Heck even my first gen HTC One seems slightly too thin and slippery. Just the thinest case I could find helps a ton on how it fits and feels in my hand (sturdy).
 
This wouldn't be an issue IF it was just a couple of phones. Most people who buy iPhones do not abuse them, so if it can be bent just by the pressure in your pocket when you sit down.....there's an issue.

To channel Steve Jobs.....You are putting it in your pocket wrong.

Exactly. What moron puts a large mobile phone in their back pocket and sits on it? Anyone with a half brain understands its going to get damage.
 
This wouldn't be an issue IF it was just a couple of phones. Most people who buy iPhones do not abuse them, so if it can be bent just by the pressure in your pocket when you sit down.....there's an issue.

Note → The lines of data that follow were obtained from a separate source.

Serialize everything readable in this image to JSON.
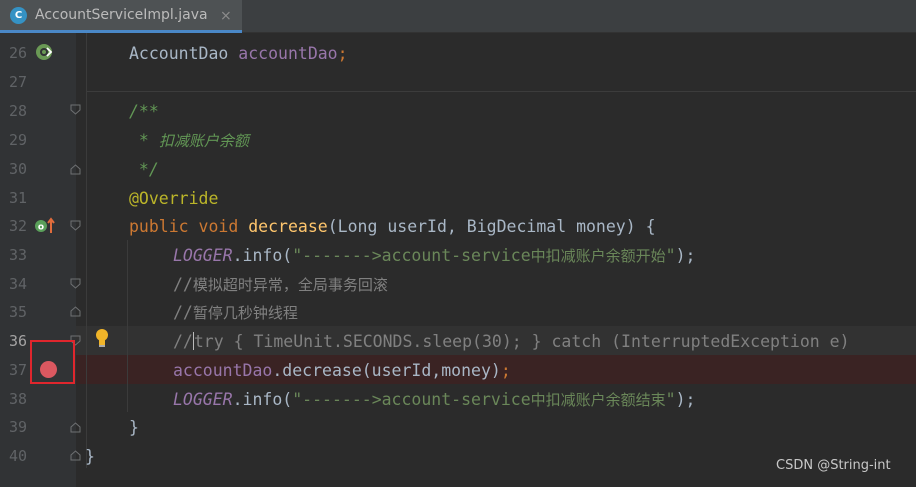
{
  "tab": {
    "icon_letter": "C",
    "title": "AccountServiceImpl.java",
    "close_glyph": "⨯"
  },
  "gutter": {
    "line_numbers": [
      "26",
      "27",
      "28",
      "29",
      "30",
      "31",
      "32",
      "33",
      "34",
      "35",
      "36",
      "37",
      "38",
      "39",
      "40"
    ],
    "icons": {
      "line26": "spring-autowired-icon",
      "line32": "override-method-icon",
      "line36": "intention-bulb-icon",
      "line37": "breakpoint-icon"
    }
  },
  "code": {
    "l26": {
      "type": "AccountDao",
      "field": "accountDao",
      "semi": ";"
    },
    "l28": {
      "text": "/**"
    },
    "l29": {
      "prefix": " * ",
      "text": "扣减账户余额"
    },
    "l30": {
      "text": " */"
    },
    "l31": {
      "text": "@Override"
    },
    "l32": {
      "kw1": "public",
      "kw2": "void",
      "method": "decrease",
      "params": "(Long userId, BigDecimal money) {"
    },
    "l33": {
      "logger": "LOGGER",
      "call": ".info(",
      "str_ascii": "\"------->account-service",
      "str_cjk": "中扣减账户余额开始",
      "str_end": "\"",
      "end": ");"
    },
    "l34": {
      "slashes": "//",
      "text": "模拟超时异常，全局事务回滚"
    },
    "l35": {
      "slashes": "//",
      "text": "暂停几秒钟线程"
    },
    "l36": {
      "slashes": "//",
      "text": "try { TimeUnit.SECONDS.sleep(30); } catch (InterruptedException e)"
    },
    "l37": {
      "field": "accountDao",
      "call": ".decrease(userId,money)",
      "semi": ";"
    },
    "l38": {
      "logger": "LOGGER",
      "call": ".info(",
      "str_ascii": "\"------->account-service",
      "str_cjk": "中扣减账户余额结束",
      "str_end": "\"",
      "end": ");"
    },
    "l39": {
      "text": "}"
    },
    "l40": {
      "text": "}"
    }
  },
  "watermark": "CSDN @String-int",
  "colors": {
    "editor_bg": "#2b2b2b",
    "gutter_bg": "#313335",
    "keyword": "#cc7832",
    "annotation": "#bbb529",
    "method": "#ffc66d",
    "field": "#9876aa",
    "string": "#6a8759",
    "comment": "#808080",
    "breakpoint": "#db5860",
    "highlight_box": "#e0262d"
  }
}
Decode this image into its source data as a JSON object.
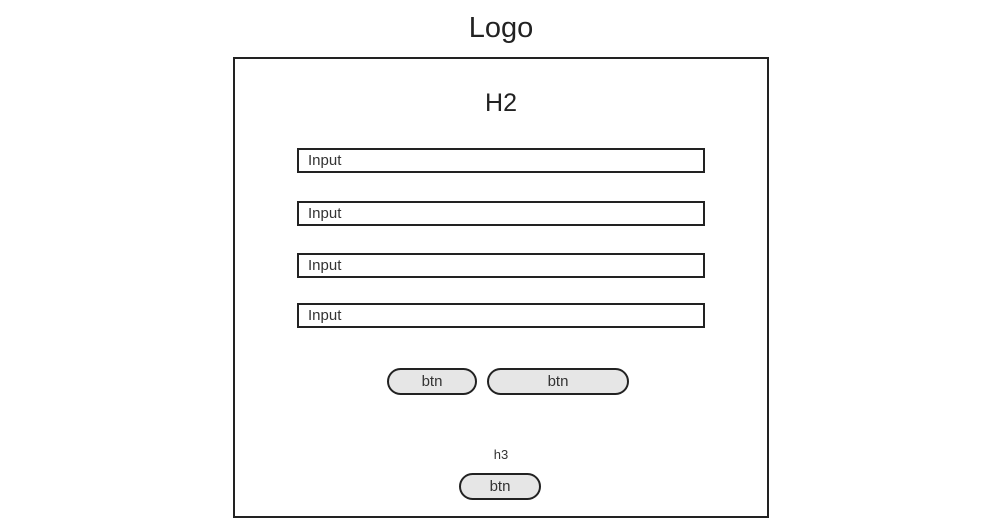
{
  "header": {
    "logo_text": "Logo"
  },
  "form": {
    "title": "H2",
    "inputs": [
      {
        "placeholder": "Input",
        "value": ""
      },
      {
        "placeholder": "Input",
        "value": ""
      },
      {
        "placeholder": "Input",
        "value": ""
      },
      {
        "placeholder": "Input",
        "value": ""
      }
    ],
    "buttons": {
      "primary_label": "btn",
      "secondary_label": "btn"
    },
    "footer": {
      "heading": "h3",
      "button_label": "btn"
    }
  },
  "colors": {
    "border": "#222222",
    "button_fill": "#e6e6e6",
    "background": "#ffffff"
  }
}
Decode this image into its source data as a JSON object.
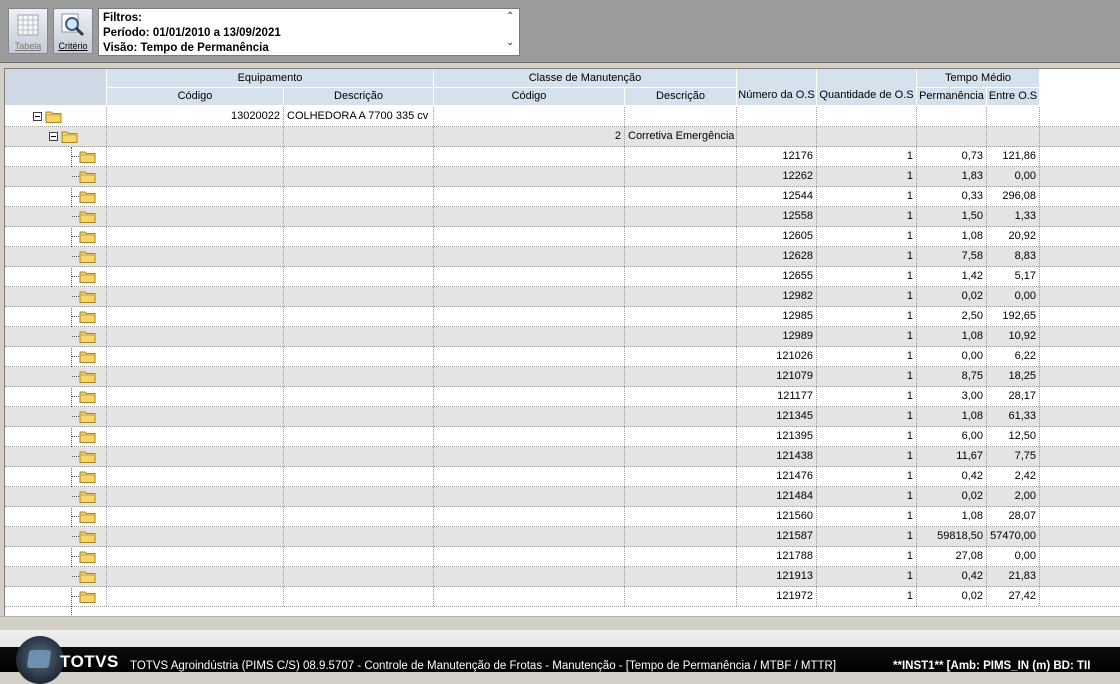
{
  "toolbar": {
    "buttons": [
      {
        "label": "Tabela",
        "icon": "grid-icon",
        "active": false
      },
      {
        "label": "Critério",
        "icon": "magnifier-icon",
        "active": true
      }
    ]
  },
  "filters": {
    "title": "Filtros:",
    "period": "Período: 01/01/2010 a 13/09/2021",
    "view": "Visão: Tempo de Permanência"
  },
  "grid": {
    "group_headers": {
      "equipamento": "Equipamento",
      "classe": "Classe de Manutenção",
      "tempo": "Tempo Médio"
    },
    "columns": {
      "equip_codigo": "Código",
      "equip_descricao": "Descrição",
      "classe_codigo": "Código",
      "classe_descricao": "Descrição",
      "numero_os": "Número da O.S",
      "quantidade_os": "Quantidade de O.S",
      "permanencia": "Permanência",
      "entre_os": "Entre O.S"
    },
    "level1": {
      "codigo": "13020022",
      "descricao": "COLHEDORA A 7700 335 cv"
    },
    "level2": {
      "codigo": "2",
      "descricao": "Corretiva Emergência"
    },
    "rows": [
      {
        "numero": "12176",
        "qtd": "1",
        "perm": "0,73",
        "entre": "121,86"
      },
      {
        "numero": "12262",
        "qtd": "1",
        "perm": "1,83",
        "entre": "0,00"
      },
      {
        "numero": "12544",
        "qtd": "1",
        "perm": "0,33",
        "entre": "296,08"
      },
      {
        "numero": "12558",
        "qtd": "1",
        "perm": "1,50",
        "entre": "1,33"
      },
      {
        "numero": "12605",
        "qtd": "1",
        "perm": "1,08",
        "entre": "20,92"
      },
      {
        "numero": "12628",
        "qtd": "1",
        "perm": "7,58",
        "entre": "8,83"
      },
      {
        "numero": "12655",
        "qtd": "1",
        "perm": "1,42",
        "entre": "5,17"
      },
      {
        "numero": "12982",
        "qtd": "1",
        "perm": "0,02",
        "entre": "0,00"
      },
      {
        "numero": "12985",
        "qtd": "1",
        "perm": "2,50",
        "entre": "192,65"
      },
      {
        "numero": "12989",
        "qtd": "1",
        "perm": "1,08",
        "entre": "10,92"
      },
      {
        "numero": "121026",
        "qtd": "1",
        "perm": "0,00",
        "entre": "6,22"
      },
      {
        "numero": "121079",
        "qtd": "1",
        "perm": "8,75",
        "entre": "18,25"
      },
      {
        "numero": "121177",
        "qtd": "1",
        "perm": "3,00",
        "entre": "28,17"
      },
      {
        "numero": "121345",
        "qtd": "1",
        "perm": "1,08",
        "entre": "61,33"
      },
      {
        "numero": "121395",
        "qtd": "1",
        "perm": "6,00",
        "entre": "12,50"
      },
      {
        "numero": "121438",
        "qtd": "1",
        "perm": "11,67",
        "entre": "7,75"
      },
      {
        "numero": "121476",
        "qtd": "1",
        "perm": "0,42",
        "entre": "2,42"
      },
      {
        "numero": "121484",
        "qtd": "1",
        "perm": "0,02",
        "entre": "2,00"
      },
      {
        "numero": "121560",
        "qtd": "1",
        "perm": "1,08",
        "entre": "28,07"
      },
      {
        "numero": "121587",
        "qtd": "1",
        "perm": "59818,50",
        "entre": "57470,00"
      },
      {
        "numero": "121788",
        "qtd": "1",
        "perm": "27,08",
        "entre": "0,00"
      },
      {
        "numero": "121913",
        "qtd": "1",
        "perm": "0,42",
        "entre": "21,83"
      },
      {
        "numero": "121972",
        "qtd": "1",
        "perm": "0,02",
        "entre": "27,42"
      }
    ]
  },
  "status": {
    "brand": "TOTVS",
    "text": "TOTVS Agroindústria (PIMS C/S) 08.9.5707 - Controle de Manutenção de Frotas - Manutenção - [Tempo de Permanência / MTBF / MTTR]",
    "env": "**INST1**    [Amb: PIMS_IN  (m) BD: TII"
  }
}
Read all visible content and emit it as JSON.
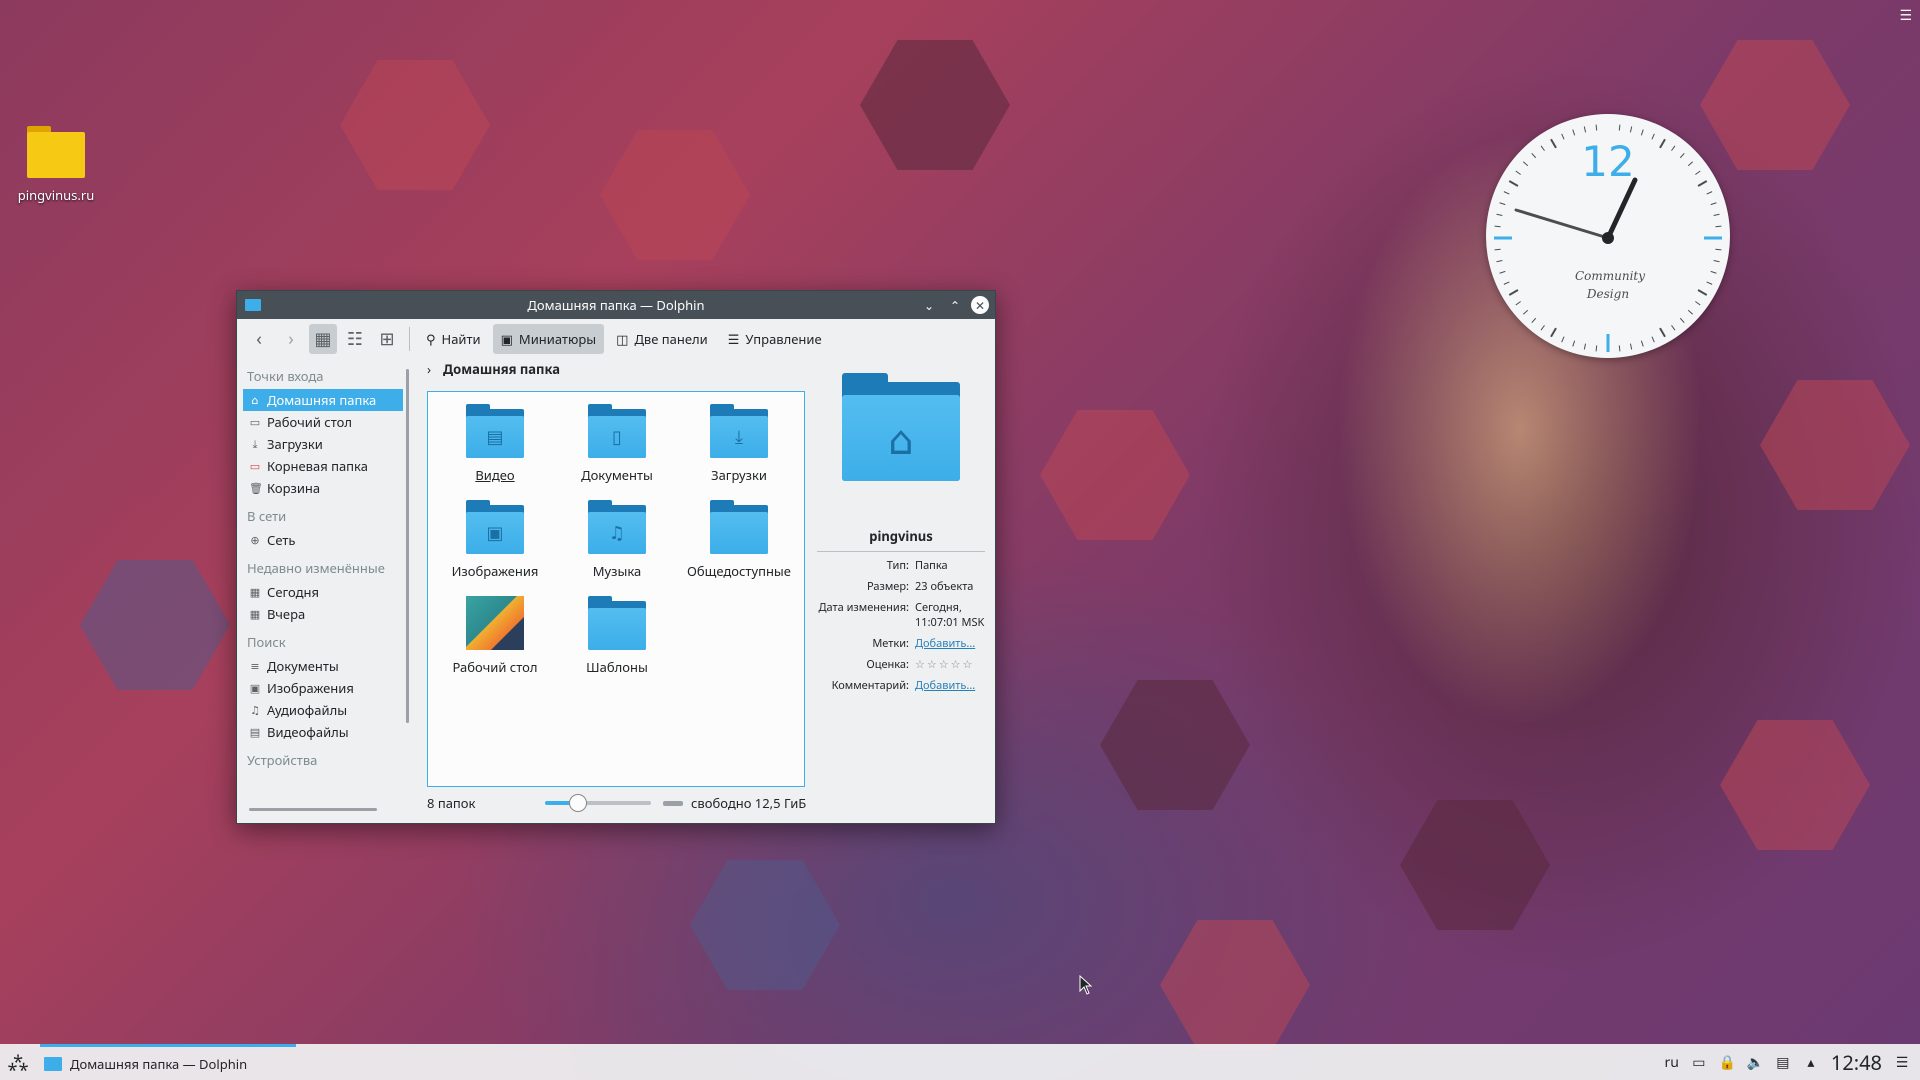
{
  "desktop": {
    "icon_label": "pingvinus.ru",
    "clock_number": "12",
    "clock_brand": "Community",
    "clock_brand2": "Design"
  },
  "window": {
    "title": "Домашняя папка — Dolphin",
    "toolbar": {
      "find": "Найти",
      "thumbnails": "Миниатюры",
      "split": "Две панели",
      "manage": "Управление"
    },
    "places": {
      "sec_entry": "Точки входа",
      "home": "Домашняя папка",
      "desktop": "Рабочий стол",
      "downloads": "Загрузки",
      "root": "Корневая папка",
      "trash": "Корзина",
      "sec_network": "В сети",
      "network": "Сеть",
      "sec_recent": "Недавно изменённые",
      "today": "Сегодня",
      "yesterday": "Вчера",
      "sec_search": "Поиск",
      "s_docs": "Документы",
      "s_images": "Изображения",
      "s_audio": "Аудиофайлы",
      "s_video": "Видеофайлы",
      "sec_devices": "Устройства"
    },
    "breadcrumb": "Домашняя папка",
    "folders": [
      "Видео",
      "Документы",
      "Загрузки",
      "Изображения",
      "Музыка",
      "Общедоступные",
      "Рабочий стол",
      "Шаблоны"
    ],
    "info": {
      "name": "pingvinus",
      "type_k": "Тип:",
      "type_v": "Папка",
      "size_k": "Размер:",
      "size_v": "23 объекта",
      "date_k": "Дата изменения:",
      "date_v": "Сегодня, 11:07:01 MSK",
      "tags_k": "Метки:",
      "tags_v": "Добавить...",
      "rating_k": "Оценка:",
      "rating_v": "☆☆☆☆☆",
      "comment_k": "Комментарий:",
      "comment_v": "Добавить..."
    },
    "status": {
      "count": "8 папок",
      "free": "свободно 12,5 ГиБ",
      "zoom_level": 0.3
    }
  },
  "taskbar": {
    "task_label": "Домашняя папка — Dolphin",
    "lang": "ru",
    "time": "12:48"
  }
}
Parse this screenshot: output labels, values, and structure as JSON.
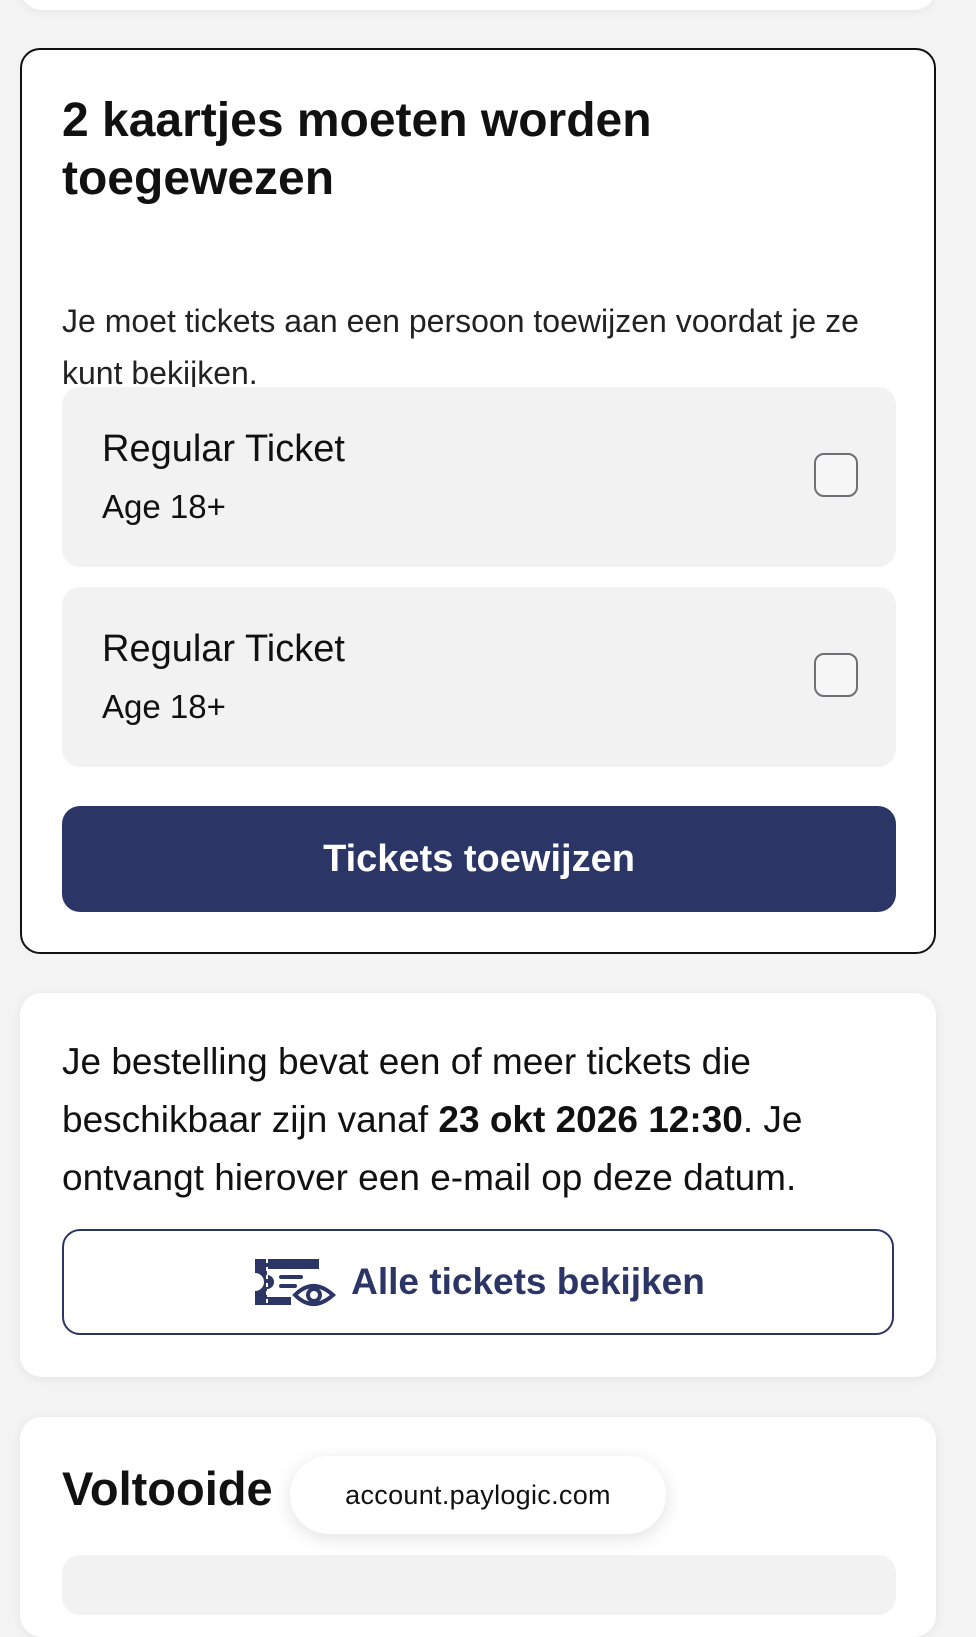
{
  "assign_card": {
    "title": "2 kaartjes moeten worden toegewezen",
    "description": "Je moet tickets aan een persoon toewijzen voordat je ze kunt bekijken.",
    "tickets": [
      {
        "name": "Regular Ticket",
        "age": "Age 18+",
        "checked": false
      },
      {
        "name": "Regular Ticket",
        "age": "Age 18+",
        "checked": false
      }
    ],
    "assign_button_label": "Tickets toewijzen"
  },
  "info_card": {
    "text_before": "Je bestelling bevat een of meer tickets die beschikbaar zijn vanaf ",
    "available_date": "23 okt 2026 12:30",
    "text_after": ". Je ontvangt hierover een e-mail op deze datum.",
    "view_button_label": "Alle tickets bekijken",
    "view_button_icon": "ticket-eye-icon"
  },
  "completed_card": {
    "title": "Voltooide"
  },
  "browser": {
    "url": "account.paylogic.com"
  },
  "colors": {
    "primary": "#2c3666",
    "row_background": "#f2f2f3",
    "page_background": "#f3f3f4"
  }
}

Well, last I heard it's around 9 phones out of 10million... so not exactly a staggering number :p

The only possible way that I could see, the 6 plus at least, bending (besides 'trying' to break it on purpose), is if it were in your back pocket and you plopped down on the edge of a counter or some other hard surface while wearing jeans, since they don't normally stretch much.

Having used it for a week or so, I can honestly say that I'm not worried about it. It's a very solid feeling device. I also wouldn't sit on it though.

I am surprised, however, that the plus did better than the 6. I'm guessing the case is slightly thicker on the plus? Or possibly just tolerance variances from manufacturing.